- From: Robin Berjon <robin@knowscape.com>
- Date: Thu, 25 May 2000 01:48:27 -0400
- To: xml-uri@w3.org
Hi, I apologize if 1) the following issues have already been raised -- this list has been pretty intense and I haven't been able to follow everything, and the archive didn't turn out any meaningful results for my searches, and 2) this is not directly related to namespaces, it did seem germane enough to me. I was reading the XInclude WD when I came accross this: 3.2.1 Inclusion loops When processing nested xinclude:include elements with parse="xml" , it is an error to include a resource that contains an xinclude:include containing a URI reference that has already been processed in the inclusion chain. At first reading it made total sense. Most include (pre)processors forbid inclusion of already included documents, for obvious reasons. However most of these work with file system based inclusions, which is quite different. That's why something bothered me about the above subsection, and I had to go back to it. On several subsequent calls, it is very possible for the same URI to dereference to several different documents. In which case, one XInclude might wish to include an URI already included, knowing that it will return a different document, one that eventually won't lead to a loop. I know it's a marginal case at best, but the confusion (one URI == one stable resource) seems to me to be potentially dangerous. I was turning to XSLt hoping that document() and/or generate-id() might lead to a solution, but it seems to make the same assumption: 12.1 Multiple Source Documents .../... Two documents are treated as the same document if they are identified by the same URI. The URI used for the comparison is the absolute URI into which any relative URI was resolved and does not include any fragment identifier.
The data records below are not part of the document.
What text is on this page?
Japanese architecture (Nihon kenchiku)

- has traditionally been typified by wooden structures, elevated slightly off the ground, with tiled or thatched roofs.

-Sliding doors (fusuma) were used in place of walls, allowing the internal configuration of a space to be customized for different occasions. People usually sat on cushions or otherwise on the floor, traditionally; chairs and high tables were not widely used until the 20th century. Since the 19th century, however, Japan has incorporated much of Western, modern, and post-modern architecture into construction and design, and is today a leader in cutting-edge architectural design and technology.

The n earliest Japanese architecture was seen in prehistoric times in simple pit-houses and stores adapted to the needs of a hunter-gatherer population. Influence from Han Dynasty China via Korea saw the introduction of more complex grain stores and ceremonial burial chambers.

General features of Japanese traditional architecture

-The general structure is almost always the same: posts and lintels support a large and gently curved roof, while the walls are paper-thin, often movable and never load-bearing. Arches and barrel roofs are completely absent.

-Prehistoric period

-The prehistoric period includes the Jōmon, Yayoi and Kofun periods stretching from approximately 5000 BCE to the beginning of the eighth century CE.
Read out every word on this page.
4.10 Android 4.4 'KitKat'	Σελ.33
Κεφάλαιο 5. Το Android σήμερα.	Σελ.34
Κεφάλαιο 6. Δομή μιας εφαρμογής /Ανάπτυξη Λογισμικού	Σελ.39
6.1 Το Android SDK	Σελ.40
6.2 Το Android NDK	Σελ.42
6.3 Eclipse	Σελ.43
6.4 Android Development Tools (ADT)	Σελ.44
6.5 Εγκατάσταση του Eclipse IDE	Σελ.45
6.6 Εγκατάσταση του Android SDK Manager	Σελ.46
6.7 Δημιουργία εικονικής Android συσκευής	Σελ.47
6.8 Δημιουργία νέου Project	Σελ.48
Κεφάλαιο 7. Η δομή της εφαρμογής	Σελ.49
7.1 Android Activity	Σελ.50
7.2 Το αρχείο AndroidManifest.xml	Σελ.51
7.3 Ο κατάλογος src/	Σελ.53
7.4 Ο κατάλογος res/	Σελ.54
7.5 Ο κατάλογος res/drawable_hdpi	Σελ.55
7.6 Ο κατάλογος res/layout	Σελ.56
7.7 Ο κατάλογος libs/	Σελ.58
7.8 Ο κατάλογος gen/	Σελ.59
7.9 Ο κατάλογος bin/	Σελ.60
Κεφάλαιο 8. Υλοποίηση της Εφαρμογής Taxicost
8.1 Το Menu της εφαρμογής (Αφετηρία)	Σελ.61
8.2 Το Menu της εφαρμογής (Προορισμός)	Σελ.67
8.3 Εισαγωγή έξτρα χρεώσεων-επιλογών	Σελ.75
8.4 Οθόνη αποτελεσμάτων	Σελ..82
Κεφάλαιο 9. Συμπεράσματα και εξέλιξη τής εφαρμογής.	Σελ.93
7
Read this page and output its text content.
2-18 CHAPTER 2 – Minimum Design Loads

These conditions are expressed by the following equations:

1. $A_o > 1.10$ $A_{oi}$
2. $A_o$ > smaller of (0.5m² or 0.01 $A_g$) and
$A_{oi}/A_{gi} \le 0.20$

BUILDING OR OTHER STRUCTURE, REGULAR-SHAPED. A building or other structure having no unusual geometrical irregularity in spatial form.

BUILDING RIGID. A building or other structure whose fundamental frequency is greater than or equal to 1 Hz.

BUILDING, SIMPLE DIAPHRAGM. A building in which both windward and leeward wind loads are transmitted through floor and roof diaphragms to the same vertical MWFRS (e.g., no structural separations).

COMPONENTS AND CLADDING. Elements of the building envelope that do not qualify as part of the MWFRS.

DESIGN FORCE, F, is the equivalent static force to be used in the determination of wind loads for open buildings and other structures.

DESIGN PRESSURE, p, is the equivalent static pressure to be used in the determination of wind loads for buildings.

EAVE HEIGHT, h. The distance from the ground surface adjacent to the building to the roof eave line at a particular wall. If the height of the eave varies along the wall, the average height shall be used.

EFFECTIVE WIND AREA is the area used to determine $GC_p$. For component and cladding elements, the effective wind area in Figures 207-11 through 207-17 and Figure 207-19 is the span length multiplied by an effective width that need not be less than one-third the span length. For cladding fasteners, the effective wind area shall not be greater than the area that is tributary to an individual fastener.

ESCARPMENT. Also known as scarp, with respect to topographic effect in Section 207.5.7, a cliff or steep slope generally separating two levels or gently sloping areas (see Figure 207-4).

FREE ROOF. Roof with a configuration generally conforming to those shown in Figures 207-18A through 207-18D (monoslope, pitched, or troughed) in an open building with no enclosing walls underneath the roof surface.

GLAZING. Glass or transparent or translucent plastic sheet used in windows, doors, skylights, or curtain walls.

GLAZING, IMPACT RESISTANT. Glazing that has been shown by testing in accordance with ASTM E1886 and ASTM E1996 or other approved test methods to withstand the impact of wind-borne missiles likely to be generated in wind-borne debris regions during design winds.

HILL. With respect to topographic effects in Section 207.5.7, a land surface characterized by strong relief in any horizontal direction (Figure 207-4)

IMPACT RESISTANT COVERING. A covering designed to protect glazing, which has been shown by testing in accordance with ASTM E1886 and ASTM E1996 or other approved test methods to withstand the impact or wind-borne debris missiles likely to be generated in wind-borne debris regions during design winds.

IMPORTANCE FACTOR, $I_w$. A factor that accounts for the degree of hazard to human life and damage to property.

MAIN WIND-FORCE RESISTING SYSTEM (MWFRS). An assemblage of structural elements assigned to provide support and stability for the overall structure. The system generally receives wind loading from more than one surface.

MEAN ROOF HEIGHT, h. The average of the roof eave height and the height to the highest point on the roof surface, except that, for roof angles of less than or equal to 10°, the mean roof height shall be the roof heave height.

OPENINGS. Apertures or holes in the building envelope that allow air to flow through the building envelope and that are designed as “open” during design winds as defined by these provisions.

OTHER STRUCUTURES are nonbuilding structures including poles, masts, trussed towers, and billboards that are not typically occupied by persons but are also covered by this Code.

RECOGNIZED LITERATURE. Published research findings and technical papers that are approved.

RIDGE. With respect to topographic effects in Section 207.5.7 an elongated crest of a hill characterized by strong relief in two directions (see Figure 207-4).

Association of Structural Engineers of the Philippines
One root node is treated as the same node as another root node if the two nodes are from the same document. Thus, the following expression will always be true: generate-id(document("foo.xml"))=generate-id(document("foo.xml")) I browsed around the W3 site looking for general directives regarding URIs and XML, but found little or none. Maybe I'm missing something, but the potential for problems seem sufficient that this would need to be addressed. Hoping I'm not totally off, .Robin Critic, n.: A person who boasts himself hard to please because nobody tries to please him.